1955–1965: Modernismus, Exotica, Surf ... Teil 2
Ausgabe #1297 ... ein Hörsturz spezial
"[...] musikalische Elemente sind nicht einfach Zeichen, die etwas nichtmusikalisches abbilden. Ihren Gehalt schöpfen sie vielmehr aus ihrer Geschichte, aus der Verwendung in bestimmten historischen künstlerischen Kontexten. Dies führt dazu, daß dieser Gehalt den Künstlern selbst oft gar nicht direkt bewußt ist. [...] Die Idee liegt sozusagen in der Luft und wartet darauf, in unterschiedlichen Kunstwerken unterschiedlicher Künstler Gestalt anzunehmen [...]; sie schlummert im Unter- oder Vorbewußten der Gesellschaft oder zumindest einer gesellschaftlichen Gruppe und sie braucht die Kunstwerke, um aus einem vagen gesellschaftlichen Gefühl zu einer historischen Realität zu werden."
"Die Mittelklasse-Teenager, die den überwiegenden Teil der Surf- und Surfmusik-Szene stellten, konnten in eine blühende Zukunft blicken. [...] Surfmusik repräsentierte eine konfliktfreie Utopie, die Möglichkeit einer Versöhnung von Individuum und Gesellschaft, von Gesellschaft und Natur, und zwar eine Versöhnung, die in der Tat, im Gegensatz zu späteren Hippie-Utopien, nichts Regressives an sich hatte. Doch angesichts unseres Wissens, daß diese Utopie nicht von Dauer war, offenbart sich, wenn wir genau hinhören, eine merkwürdige Leerstelle in der Surfmusik, die zu denken gibt."

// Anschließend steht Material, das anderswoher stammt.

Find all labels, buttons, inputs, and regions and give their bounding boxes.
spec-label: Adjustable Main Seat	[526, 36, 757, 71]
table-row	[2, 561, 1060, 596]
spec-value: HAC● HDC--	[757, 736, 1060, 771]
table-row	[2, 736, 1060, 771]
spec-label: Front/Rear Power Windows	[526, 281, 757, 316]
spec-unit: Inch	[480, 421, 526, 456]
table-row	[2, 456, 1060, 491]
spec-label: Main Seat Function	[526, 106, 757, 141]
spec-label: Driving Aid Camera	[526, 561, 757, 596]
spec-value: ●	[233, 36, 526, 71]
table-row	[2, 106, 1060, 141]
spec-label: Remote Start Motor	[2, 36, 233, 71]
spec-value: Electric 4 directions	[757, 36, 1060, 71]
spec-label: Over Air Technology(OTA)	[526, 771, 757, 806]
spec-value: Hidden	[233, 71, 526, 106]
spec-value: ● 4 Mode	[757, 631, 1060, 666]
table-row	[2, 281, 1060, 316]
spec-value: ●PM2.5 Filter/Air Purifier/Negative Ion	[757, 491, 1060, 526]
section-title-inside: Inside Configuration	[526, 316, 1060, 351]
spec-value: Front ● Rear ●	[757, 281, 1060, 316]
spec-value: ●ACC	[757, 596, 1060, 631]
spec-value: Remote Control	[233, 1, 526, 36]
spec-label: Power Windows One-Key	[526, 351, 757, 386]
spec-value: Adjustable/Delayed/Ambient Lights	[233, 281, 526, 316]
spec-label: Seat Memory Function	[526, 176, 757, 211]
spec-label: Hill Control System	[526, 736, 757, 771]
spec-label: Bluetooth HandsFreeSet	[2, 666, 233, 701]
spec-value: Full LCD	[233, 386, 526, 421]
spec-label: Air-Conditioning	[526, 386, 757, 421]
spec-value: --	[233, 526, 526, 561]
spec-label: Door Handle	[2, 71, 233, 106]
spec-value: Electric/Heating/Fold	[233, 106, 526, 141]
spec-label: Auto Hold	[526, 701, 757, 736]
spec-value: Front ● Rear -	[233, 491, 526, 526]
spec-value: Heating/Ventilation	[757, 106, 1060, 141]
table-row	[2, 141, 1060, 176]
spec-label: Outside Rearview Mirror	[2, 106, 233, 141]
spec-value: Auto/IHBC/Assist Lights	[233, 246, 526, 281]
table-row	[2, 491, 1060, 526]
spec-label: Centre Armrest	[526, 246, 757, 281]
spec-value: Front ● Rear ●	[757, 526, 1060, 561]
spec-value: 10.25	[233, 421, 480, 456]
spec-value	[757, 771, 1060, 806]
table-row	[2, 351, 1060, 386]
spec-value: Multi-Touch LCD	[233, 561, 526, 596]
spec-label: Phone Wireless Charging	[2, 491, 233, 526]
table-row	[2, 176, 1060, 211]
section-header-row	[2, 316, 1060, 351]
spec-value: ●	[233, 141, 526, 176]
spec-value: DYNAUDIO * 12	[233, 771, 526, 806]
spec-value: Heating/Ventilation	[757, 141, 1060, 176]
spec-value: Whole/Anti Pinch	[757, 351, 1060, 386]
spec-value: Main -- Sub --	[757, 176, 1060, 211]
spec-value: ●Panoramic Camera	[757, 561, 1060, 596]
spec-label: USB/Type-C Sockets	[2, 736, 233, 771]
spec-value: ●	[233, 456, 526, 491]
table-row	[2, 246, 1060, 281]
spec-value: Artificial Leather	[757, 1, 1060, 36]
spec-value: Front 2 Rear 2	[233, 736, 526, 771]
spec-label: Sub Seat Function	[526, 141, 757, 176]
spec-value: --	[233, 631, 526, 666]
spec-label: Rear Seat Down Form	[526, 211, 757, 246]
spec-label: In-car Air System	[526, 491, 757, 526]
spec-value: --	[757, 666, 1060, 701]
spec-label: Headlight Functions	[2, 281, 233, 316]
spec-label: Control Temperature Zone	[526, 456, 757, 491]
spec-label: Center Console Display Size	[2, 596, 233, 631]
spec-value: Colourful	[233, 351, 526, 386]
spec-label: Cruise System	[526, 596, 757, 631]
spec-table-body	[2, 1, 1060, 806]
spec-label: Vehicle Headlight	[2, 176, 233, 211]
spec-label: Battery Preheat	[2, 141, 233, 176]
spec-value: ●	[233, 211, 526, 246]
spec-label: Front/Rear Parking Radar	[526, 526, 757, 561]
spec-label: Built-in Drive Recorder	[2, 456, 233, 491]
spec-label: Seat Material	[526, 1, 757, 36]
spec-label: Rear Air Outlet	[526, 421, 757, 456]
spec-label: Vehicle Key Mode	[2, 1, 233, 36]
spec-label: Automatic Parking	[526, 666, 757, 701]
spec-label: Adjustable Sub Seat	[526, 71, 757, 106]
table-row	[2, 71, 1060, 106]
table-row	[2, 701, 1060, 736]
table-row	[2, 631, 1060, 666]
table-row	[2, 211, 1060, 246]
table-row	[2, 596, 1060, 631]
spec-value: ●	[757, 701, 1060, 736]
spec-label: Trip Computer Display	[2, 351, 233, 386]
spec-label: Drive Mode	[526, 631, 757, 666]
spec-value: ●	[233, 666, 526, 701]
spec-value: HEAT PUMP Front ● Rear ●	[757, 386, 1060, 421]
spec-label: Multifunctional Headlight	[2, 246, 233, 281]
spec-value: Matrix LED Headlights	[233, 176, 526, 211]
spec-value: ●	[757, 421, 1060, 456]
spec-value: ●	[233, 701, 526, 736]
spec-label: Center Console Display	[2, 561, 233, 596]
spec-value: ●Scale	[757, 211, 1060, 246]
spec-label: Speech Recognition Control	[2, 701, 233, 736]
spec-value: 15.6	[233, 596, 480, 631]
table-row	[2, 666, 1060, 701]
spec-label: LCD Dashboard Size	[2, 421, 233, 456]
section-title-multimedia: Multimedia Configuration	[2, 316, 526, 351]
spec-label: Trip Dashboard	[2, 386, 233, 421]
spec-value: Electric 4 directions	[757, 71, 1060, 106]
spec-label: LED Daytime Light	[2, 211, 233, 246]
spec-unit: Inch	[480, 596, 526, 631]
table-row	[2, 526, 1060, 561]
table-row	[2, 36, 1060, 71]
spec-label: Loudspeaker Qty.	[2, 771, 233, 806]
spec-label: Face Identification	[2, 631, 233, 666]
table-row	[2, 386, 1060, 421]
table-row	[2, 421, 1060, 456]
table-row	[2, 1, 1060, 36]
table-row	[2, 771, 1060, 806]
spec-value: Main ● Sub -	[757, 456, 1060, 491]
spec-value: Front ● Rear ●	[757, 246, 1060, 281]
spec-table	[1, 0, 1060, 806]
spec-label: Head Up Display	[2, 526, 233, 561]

Der musikhistorische Essay von Michael Koltan berührt wichtige Fragen der Ästhetik. Er hält einen kurzen Moment der Kulturgeschichte fest: den Surf-Twang der frühen sechziger Jahre.
Psychoanalytisch geschult, mit einem Sensorium für Dialektik in der Kultur und nicht zuletzt sehr leidenschaftlich dringt Koltan in die Tiefen und Untiefen der Populärkultur jener Zeit ein.